Tabatha and Jim want parents to understand that they don’t have to act as teachers in cyber school. CCA provides support and resources for families to succeed.

“There’s actual teachers to guide and support the students,” Tabatha said. “They go to classes. They can watch recorded lessons. The lessons are modified to meet them where they are. Teachers can modify a lesson to their ability. As a learning coach, I like that there’s still that aspect of a traditional teacher to help and support the kids with their education.”

Tabatha said she likes that CCA can adapt to the needs of both her kids. Skyler doesn’t like to be on camera. Isabella loves to be on camera. 

“CCA doesn’t force the kids to participate in a way that’s not comfortable for them,” she said. “Now that we’ve been with CCA, I’m really thankful that we switched.

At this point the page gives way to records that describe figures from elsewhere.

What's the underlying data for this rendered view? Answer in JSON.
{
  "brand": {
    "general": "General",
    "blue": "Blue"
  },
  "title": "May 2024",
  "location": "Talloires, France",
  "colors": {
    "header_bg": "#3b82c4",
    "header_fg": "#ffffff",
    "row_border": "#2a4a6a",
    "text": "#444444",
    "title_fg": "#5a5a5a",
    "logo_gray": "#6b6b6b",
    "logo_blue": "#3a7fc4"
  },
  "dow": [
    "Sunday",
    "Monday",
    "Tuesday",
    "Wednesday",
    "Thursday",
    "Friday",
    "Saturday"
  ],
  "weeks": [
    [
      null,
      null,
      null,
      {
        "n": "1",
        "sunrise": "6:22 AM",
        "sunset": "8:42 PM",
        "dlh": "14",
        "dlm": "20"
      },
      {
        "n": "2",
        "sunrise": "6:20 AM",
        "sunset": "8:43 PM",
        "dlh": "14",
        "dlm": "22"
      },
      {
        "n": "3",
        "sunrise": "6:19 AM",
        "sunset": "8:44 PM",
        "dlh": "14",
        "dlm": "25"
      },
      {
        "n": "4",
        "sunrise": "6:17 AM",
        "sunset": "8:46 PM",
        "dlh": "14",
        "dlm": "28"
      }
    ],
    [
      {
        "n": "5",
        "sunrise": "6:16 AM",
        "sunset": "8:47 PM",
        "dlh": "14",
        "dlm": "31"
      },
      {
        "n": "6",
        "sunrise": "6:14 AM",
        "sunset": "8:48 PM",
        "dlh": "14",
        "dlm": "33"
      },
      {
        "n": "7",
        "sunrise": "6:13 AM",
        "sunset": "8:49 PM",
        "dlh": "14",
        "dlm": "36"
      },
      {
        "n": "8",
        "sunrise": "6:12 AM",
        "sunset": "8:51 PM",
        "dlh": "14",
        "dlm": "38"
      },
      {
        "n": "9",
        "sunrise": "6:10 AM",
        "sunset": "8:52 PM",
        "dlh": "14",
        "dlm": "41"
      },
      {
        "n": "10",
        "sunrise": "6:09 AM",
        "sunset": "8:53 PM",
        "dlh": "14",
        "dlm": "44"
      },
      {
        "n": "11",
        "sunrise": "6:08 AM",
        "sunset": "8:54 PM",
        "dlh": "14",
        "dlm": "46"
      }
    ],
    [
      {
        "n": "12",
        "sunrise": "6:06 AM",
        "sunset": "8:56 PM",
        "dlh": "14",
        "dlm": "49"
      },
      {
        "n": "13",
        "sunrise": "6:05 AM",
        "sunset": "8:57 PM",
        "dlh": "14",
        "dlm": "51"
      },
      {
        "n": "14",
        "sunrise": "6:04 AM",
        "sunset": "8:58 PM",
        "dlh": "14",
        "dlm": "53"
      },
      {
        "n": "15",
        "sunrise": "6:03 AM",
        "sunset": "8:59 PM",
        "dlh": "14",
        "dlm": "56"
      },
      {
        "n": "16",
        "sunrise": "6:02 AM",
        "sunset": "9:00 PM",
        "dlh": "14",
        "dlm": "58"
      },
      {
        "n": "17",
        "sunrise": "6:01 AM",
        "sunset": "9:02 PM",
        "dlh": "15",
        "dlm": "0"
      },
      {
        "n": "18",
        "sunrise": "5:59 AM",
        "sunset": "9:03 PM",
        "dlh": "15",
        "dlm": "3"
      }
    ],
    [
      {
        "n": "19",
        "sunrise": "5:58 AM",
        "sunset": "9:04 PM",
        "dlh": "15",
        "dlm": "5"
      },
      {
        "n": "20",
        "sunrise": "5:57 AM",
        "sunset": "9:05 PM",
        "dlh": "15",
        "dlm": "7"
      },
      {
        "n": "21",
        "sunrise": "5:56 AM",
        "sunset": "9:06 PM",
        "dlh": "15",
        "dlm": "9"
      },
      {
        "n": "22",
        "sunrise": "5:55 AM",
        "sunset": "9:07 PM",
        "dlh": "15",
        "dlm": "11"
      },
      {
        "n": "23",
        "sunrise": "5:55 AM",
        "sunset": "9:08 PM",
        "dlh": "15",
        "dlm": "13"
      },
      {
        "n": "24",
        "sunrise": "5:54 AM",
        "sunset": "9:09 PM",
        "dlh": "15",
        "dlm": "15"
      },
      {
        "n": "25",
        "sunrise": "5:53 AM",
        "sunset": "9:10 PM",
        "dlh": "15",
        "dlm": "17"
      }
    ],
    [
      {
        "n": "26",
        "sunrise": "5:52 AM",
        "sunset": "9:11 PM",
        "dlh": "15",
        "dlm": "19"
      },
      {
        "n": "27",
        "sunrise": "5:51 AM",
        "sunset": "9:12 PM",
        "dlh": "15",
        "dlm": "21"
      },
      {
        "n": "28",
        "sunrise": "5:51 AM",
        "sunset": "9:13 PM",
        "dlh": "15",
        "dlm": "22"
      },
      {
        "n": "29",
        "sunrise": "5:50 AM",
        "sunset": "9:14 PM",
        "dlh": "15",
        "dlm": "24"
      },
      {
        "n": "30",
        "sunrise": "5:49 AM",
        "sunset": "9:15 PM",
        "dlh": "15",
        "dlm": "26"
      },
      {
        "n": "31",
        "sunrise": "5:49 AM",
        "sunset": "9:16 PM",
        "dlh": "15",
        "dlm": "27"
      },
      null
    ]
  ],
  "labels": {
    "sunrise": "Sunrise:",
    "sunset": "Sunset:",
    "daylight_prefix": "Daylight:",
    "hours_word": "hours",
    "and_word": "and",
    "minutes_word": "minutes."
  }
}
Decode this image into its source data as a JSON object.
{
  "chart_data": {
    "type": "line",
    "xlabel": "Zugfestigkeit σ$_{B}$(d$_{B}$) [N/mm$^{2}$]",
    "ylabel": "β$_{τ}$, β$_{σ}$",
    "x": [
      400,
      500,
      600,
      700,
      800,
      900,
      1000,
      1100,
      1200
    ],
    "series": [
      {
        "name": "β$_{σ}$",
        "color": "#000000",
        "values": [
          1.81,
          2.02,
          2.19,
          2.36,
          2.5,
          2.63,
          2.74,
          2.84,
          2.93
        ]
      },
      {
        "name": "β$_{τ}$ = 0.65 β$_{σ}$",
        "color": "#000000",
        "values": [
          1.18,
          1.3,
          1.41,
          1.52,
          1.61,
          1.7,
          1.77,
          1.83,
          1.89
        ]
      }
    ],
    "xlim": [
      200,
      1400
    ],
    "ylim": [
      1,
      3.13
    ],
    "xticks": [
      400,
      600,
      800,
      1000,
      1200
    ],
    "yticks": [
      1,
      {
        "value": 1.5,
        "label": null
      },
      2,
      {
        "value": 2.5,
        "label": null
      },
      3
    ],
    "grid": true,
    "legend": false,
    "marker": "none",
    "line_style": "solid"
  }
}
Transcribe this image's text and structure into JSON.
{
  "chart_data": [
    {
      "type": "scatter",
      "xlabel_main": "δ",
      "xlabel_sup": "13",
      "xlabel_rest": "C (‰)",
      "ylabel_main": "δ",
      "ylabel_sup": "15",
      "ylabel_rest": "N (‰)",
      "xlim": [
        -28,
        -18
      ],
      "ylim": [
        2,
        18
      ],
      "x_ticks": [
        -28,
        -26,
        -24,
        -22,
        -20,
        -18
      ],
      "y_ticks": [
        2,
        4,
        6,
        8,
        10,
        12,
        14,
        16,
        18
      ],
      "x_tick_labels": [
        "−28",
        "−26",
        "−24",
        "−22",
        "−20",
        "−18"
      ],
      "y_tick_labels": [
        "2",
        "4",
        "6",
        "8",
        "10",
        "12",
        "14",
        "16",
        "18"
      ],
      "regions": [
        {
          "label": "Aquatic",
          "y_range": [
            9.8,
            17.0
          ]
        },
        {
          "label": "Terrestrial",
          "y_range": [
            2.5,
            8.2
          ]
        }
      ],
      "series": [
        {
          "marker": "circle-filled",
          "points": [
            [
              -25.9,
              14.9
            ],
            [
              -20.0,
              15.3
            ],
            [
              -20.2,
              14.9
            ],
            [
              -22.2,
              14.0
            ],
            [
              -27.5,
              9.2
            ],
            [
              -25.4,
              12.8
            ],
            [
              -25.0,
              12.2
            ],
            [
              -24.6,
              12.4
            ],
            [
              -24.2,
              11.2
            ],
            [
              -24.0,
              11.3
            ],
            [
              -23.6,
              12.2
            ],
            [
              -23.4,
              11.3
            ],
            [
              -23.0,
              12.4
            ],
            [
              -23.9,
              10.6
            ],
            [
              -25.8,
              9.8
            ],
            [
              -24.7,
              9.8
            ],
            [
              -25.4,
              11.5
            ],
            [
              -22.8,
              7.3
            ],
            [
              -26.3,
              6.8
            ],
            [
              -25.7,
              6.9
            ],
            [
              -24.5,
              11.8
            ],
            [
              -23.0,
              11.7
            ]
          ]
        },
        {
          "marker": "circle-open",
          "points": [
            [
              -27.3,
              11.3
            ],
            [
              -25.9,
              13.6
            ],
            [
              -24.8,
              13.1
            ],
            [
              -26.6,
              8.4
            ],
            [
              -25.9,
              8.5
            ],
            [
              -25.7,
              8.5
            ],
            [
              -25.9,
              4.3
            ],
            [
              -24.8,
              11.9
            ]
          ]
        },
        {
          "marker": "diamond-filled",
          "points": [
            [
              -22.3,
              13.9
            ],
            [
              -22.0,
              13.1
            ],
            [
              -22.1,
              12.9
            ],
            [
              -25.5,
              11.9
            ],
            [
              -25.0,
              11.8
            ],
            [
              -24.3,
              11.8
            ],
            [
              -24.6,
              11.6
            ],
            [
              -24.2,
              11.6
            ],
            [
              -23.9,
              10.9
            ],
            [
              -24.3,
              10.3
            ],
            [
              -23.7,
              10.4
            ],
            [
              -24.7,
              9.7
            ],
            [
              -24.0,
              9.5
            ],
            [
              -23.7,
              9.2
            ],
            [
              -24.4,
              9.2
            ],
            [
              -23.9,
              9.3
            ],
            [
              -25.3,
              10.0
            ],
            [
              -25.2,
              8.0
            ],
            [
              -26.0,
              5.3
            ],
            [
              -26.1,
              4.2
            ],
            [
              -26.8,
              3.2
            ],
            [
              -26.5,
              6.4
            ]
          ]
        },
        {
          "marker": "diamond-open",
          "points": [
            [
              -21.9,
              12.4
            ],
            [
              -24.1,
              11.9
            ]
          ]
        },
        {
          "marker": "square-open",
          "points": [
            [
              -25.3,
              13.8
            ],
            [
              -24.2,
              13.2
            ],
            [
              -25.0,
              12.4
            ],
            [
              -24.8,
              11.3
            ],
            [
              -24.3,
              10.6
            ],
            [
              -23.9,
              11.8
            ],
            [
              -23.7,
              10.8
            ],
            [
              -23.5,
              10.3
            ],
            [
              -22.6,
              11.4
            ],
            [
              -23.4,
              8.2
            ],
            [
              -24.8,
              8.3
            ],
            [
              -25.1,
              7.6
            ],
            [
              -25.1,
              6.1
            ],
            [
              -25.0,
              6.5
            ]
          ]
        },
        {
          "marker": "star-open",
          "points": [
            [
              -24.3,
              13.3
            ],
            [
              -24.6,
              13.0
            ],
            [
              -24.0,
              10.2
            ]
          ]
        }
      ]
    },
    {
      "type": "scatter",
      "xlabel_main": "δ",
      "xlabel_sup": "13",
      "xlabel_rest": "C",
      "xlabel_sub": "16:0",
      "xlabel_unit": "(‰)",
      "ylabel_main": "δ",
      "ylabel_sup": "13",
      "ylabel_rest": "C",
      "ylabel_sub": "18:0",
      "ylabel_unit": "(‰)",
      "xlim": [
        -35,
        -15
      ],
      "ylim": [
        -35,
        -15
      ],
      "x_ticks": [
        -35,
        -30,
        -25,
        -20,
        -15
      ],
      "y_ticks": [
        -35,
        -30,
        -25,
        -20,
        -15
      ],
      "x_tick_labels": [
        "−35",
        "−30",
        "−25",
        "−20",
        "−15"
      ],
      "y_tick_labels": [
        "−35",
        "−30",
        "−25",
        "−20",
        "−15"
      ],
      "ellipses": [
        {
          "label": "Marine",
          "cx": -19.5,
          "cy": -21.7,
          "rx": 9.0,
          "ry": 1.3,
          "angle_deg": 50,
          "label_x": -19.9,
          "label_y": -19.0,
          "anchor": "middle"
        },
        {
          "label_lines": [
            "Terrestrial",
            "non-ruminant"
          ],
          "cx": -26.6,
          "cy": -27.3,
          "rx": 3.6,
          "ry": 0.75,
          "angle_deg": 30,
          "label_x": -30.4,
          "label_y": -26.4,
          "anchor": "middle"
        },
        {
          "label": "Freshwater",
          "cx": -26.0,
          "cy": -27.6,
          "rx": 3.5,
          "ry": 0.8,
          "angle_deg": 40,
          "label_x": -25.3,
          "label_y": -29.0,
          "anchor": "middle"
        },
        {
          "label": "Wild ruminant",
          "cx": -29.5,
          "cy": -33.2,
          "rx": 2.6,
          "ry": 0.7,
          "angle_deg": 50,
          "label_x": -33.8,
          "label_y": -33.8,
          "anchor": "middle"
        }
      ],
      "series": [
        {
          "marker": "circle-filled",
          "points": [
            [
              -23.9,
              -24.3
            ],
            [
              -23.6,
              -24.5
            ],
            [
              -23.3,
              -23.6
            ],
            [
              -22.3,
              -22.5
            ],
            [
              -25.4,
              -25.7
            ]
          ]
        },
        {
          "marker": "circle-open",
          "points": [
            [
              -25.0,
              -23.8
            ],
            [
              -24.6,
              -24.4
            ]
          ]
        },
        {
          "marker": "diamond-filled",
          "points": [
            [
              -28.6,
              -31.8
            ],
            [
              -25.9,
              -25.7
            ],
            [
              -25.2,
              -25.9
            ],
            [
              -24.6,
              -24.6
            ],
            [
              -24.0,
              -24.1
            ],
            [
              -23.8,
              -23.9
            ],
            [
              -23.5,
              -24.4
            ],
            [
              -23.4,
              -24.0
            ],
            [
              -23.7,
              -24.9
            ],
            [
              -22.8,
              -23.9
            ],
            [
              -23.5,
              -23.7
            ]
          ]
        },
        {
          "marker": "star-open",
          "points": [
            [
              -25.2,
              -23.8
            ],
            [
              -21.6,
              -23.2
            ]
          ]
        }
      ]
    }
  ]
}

It’s a community that’s working together. It’s not just a school to us.”

Like many girls her age, Isabella has many dreams and aspirations. She wants to be a vet, a doctor, a singer, a dancer and a writer. Tabatha loves that her children are learning in a safe place and aren’t afraid to dream big.

“I want them to succeed and be happy,” Tabatha said. “I don’t want them to go into the world thinking it’s a scary place. No matter what, there’s always a place for them. I want them to choose their career path. CCA helps them understand that and figure it out.”

“The biggest thing is just having them be more confident in themselves,” Jim said. “When they’re thriving, it makes us feel proud of what we’ve built into them.”